園女-江戸の芭蕉7
本誓寺から東へ進み、清澄通りを渡って「雄松院」へ向かう。人通りも急に減り、寺には墓参の方がひとりみえただけであった。もとは「霊厳寺」の開山堂である。園女(そのめ)と覚えていたが、門側の標柱には(そのじょ)と振ってある。
門を入って右側に碑が三基あり、中央が園女のもの。しかし本来の墓は関東大震災で壊れたとのことで(→1975年撮影の写真参照)、これは新しい碑である。
園女は伊勢山田の出身。夫は蕉門の医者斯波一有(謂川)。伊勢に来た芭蕉と会っているらしいが、時期は定かではない。夫婦はやがて大坂に移り住み、井原西鶴に歓迎されたという。1694(元禄7)年大坂に来ていた芭蕉を自宅に迎える。だがほどなく芭蕉は病に倒れてしまう。9年後夫も失い、園女は其角を頼って江戸へ移り富岡八幡宮近くに住み、眼科医をしながら句集も編んだ。
大坂で芭蕉が園女宅に招かれた時、歌仙を巻いている。
白菊の目にたてゝ見る塵もなし (笈日記)
しら菊や目に立て見る坋もなし (矢矧堤)
これに応じた園女の脇句は、
紅葉に水を流すあさ月
発句は、9月27日に園女宅を訪れたときの挨拶吟としてよく知られている。菊は長命の力があるものとされているので、園女を塵一つない清麗な白菊に喩えたものと解釈できるし、中七は、園女を「目をこらして、じっと見つめた」と読める。夫も同席している場でのことであるから、あまり深読みしてはならないと思うが、はたして芭蕉の胸の裡や如何。発句に応じた園女の脇句は、秋の朝ならではの清冽さを詠んだものだろうが、紅葉に自分を喩えているとすれば、なにやら意味深長。

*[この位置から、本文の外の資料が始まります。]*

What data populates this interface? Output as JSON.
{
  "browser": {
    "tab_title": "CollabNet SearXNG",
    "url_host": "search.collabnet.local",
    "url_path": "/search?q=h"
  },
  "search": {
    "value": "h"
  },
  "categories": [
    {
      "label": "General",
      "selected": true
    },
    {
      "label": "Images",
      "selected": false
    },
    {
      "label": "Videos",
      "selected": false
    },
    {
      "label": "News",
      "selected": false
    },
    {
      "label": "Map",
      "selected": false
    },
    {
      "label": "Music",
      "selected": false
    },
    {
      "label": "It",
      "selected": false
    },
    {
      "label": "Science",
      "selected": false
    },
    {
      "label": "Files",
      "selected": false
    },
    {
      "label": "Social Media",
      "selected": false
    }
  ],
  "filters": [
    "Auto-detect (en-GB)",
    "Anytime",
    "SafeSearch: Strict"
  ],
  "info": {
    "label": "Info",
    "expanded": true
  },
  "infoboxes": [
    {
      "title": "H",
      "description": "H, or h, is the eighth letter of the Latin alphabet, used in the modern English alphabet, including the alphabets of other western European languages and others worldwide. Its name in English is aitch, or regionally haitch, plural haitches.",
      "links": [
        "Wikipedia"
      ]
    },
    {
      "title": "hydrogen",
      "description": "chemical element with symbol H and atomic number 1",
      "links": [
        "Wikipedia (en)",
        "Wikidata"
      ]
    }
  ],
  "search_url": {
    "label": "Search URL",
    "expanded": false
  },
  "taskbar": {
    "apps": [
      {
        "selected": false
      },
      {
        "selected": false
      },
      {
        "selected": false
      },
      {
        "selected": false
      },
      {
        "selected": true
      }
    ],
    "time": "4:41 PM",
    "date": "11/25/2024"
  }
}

雄松院から少し東へ行き、「霊厳寺」に着く。この辺りではかなり広い寺域をもっているところだろう。老中として寛政の改革をおこなった松平定信(白河藩城主)がここに眠っている。白河という町の名は昭和になってからだというが、白河樂翁定信の名が今に伝わっている。
さて、朝から歩き続けているし、暑さも感じてきたので二人とも集中力がなくなってしまった。樂翁の墓を一瞥しただけで、すぐさま「上がり」の場所「採荼庵」へ急いだ。